Записка была – Прасковье Александровне – французская… И очень забавная:
«Полагаю, сударыня, что мой внезапный отъезд с фельдъегерем удивил вас столько же, сколько и меня. Дело в том, что без фельдъегеря у нас грешных ничего не делается; мне также дали его для большей безопасности. Впрочем, судя по весьма любезному письму барона Дибича – мне остается только гордиться этим. Я еду прямо в Москву…»
Губернатор Адеркас был очень любезен. Даже его бесцветный немецкий глаз изобразил какую-то заботу. И пожелание удачи. Его подопечный как-никак – в течение двух лет!
Фельдъегерь Вальш оказался сравнительно молодым человеком – от и до, но без всяких претензий.

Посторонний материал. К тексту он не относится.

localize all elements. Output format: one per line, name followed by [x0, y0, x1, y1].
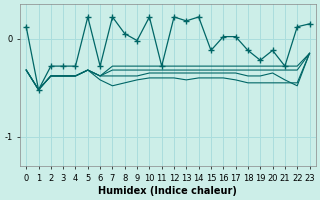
X-axis label: Humidex (Indice chaleur): Humidex (Indice chaleur) [99, 186, 237, 196]
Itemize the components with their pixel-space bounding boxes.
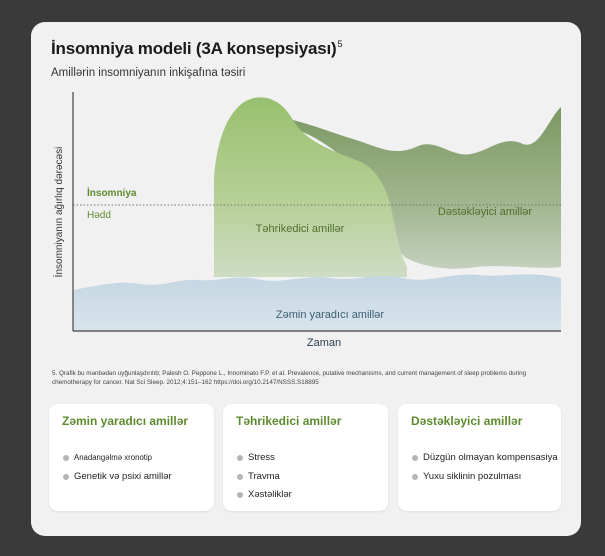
perpetuating-list: Düzgün olmayan kompensasiya Yuxu siklini… — [412, 449, 558, 486]
title-footnote-ref: 5 — [337, 39, 343, 49]
list-item: Yuxu siklinin pozulması — [412, 468, 558, 487]
perpetuating-box-title: Dəstəkləyici amillər — [411, 414, 523, 428]
predisposing-area — [73, 274, 561, 331]
predisposing-label: Zəmin yaradıcı amillər — [276, 309, 385, 321]
list-item: Genetik və psixi amillər — [63, 468, 172, 487]
source-footnote: 5. Qrafik bu mənbədən uyğunlaşdırılıb: P… — [52, 370, 527, 386]
list-item: Düzgün olmayan kompensasiya — [412, 449, 558, 468]
predisposing-box: Zəmin yaradıcı amillər Anadangəlmə xrono… — [49, 404, 214, 511]
precipitating-label: Təhrikedici amillər — [256, 223, 345, 235]
list-item: Travma — [237, 468, 292, 487]
threshold-label-limit: Hədd — [87, 210, 111, 221]
insomnia-diagram: İnsomniyanın ağırlıq dərəcəsi Zaman İnso… — [52, 92, 561, 349]
list-item: Stress — [237, 449, 292, 468]
perpetuating-box: Dəstəkləyici amillər Düzgün olmayan komp… — [398, 404, 561, 511]
precipitating-box: Təhrikedici amillər Stress Travma Xəstəl… — [223, 404, 388, 511]
threshold-label-insomnia: İnsomniya — [87, 186, 137, 199]
x-axis-label: Zaman — [307, 337, 341, 349]
page-title: İnsomniya modeli (3A konsepsiyası)5 — [51, 39, 342, 59]
title-text: İnsomniya modeli (3A konsepsiyası) — [51, 39, 337, 58]
predisposing-list: Anadangəlmə xronotip Genetik və psixi am… — [63, 449, 172, 486]
precipitating-area — [214, 97, 407, 277]
predisposing-box-title: Zəmin yaradıcı amillər — [62, 414, 189, 428]
list-item: Xəstəliklər — [237, 486, 292, 505]
perpetuating-area — [293, 107, 561, 269]
y-axis-label: İnsomniyanın ağırlıq dərəcəsi — [52, 147, 65, 278]
perpetuating-label: Dəstəkləyici amillər — [438, 206, 532, 218]
list-item: Anadangəlmə xronotip — [63, 449, 172, 468]
subtitle: Amillərin insomniyanın inkişafına təsiri — [51, 67, 246, 79]
precipitating-list: Stress Travma Xəstəliklər — [237, 449, 292, 505]
infographic-card: İnsomniya modeli (3A konsepsiyası)5 Amil… — [31, 22, 581, 536]
precipitating-box-title: Təhrikedici amillər — [236, 414, 342, 428]
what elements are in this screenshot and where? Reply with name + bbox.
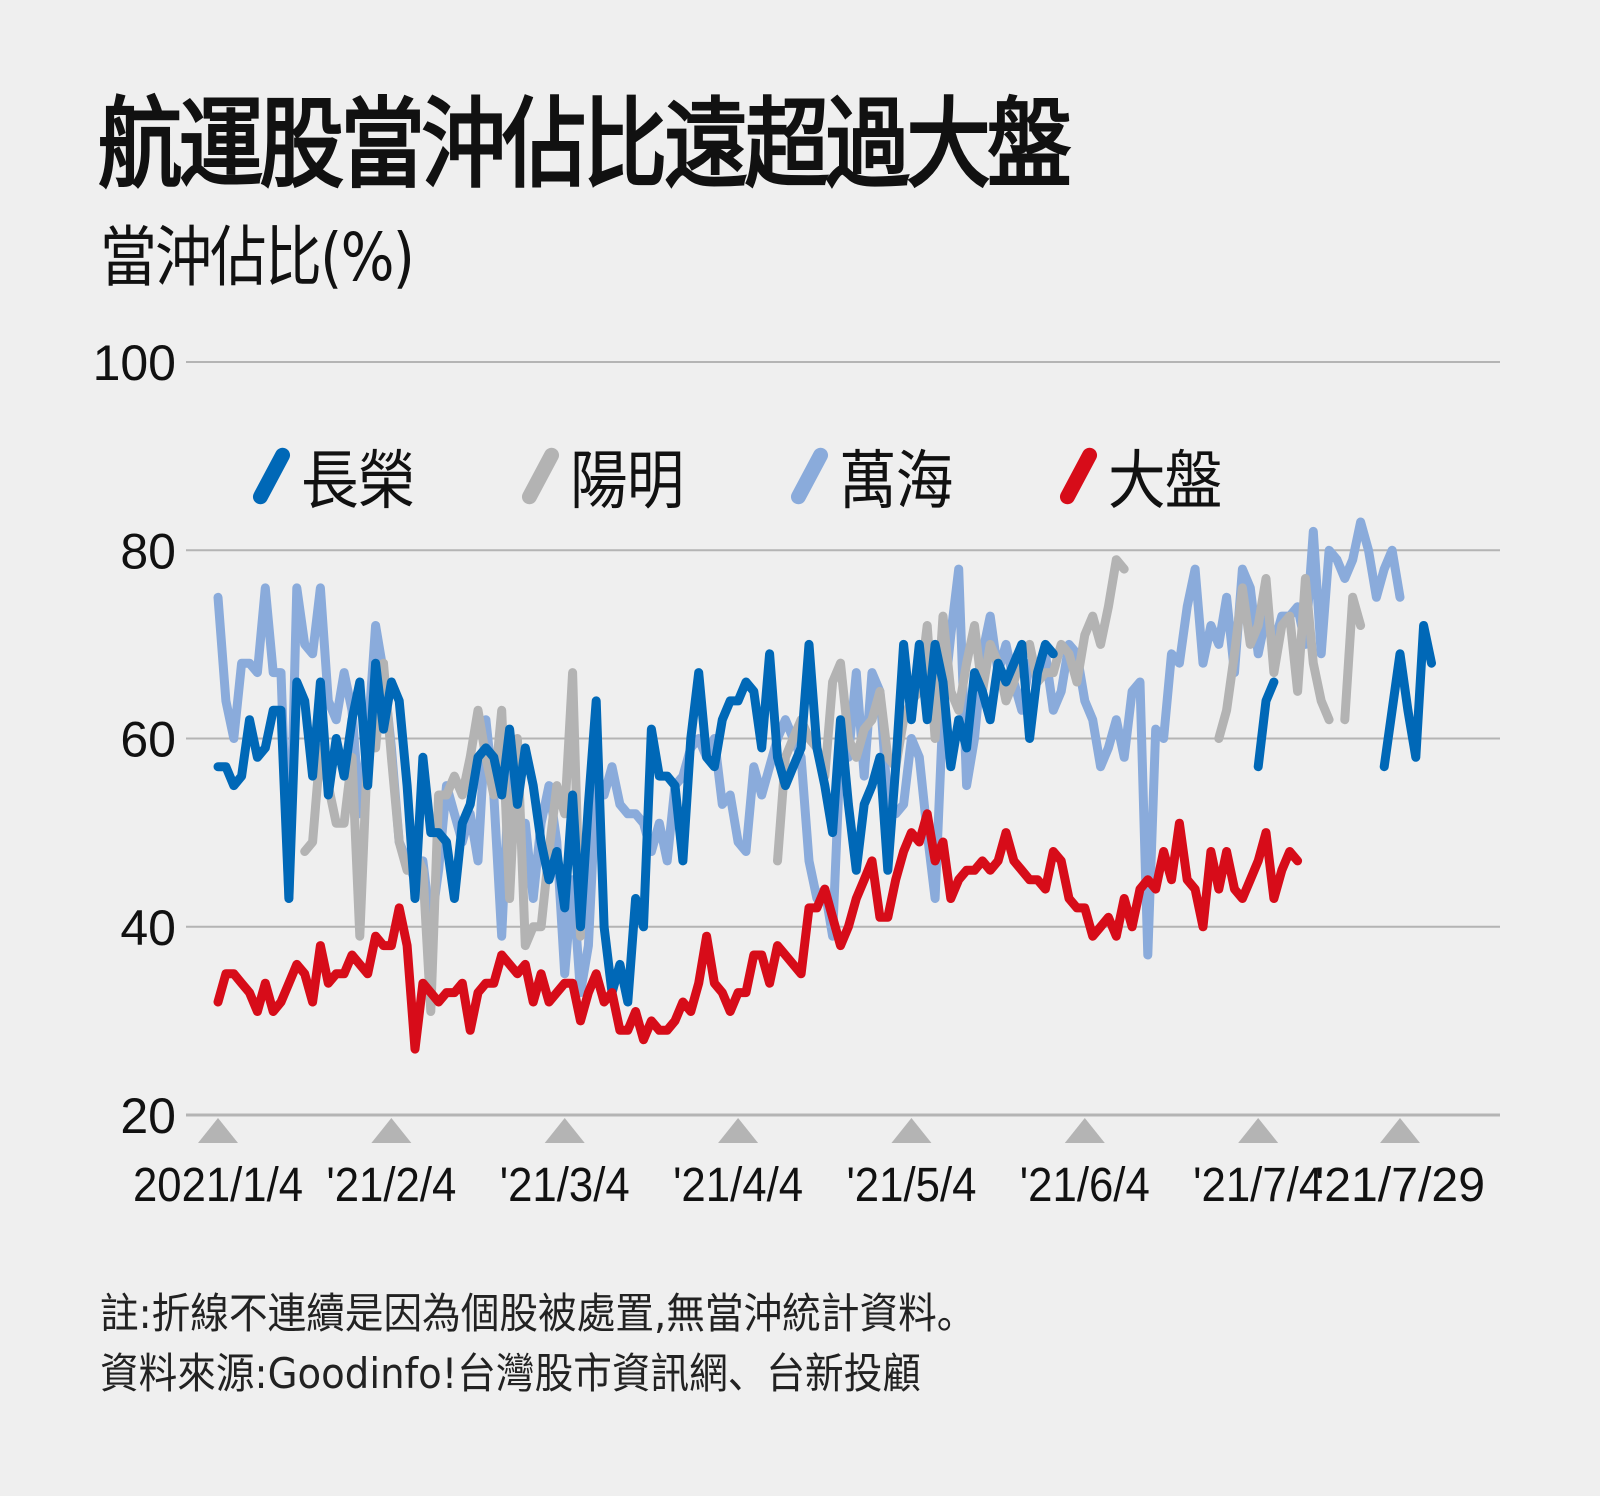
legend: 長榮 陽明 萬海 大盤 xyxy=(242,430,1318,522)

Они сели в кибитку и двинулись на Москву. Путь был четверо суток…
Они ехали мимо садов, откуда вовсю пахло яблоками. Мимо деревень, в которых было так же бедно и весело, как везде на Руси.
На какой-то станции, когда перепрягали лошадей, Александр отметил про себя, что это уже – другая губерния. Не Псковская – Тверская. И удивился, и обрадовался. Он так привык к Псковщине»! Два года, безвылазно. Он выскочил из Псковской губернии. Он ушел. Он вышел…
Он все еще не знал, куда его везут – в Москву или в Сибирь.
Но понял вдруг, что ссылка в Михайловское кончилась.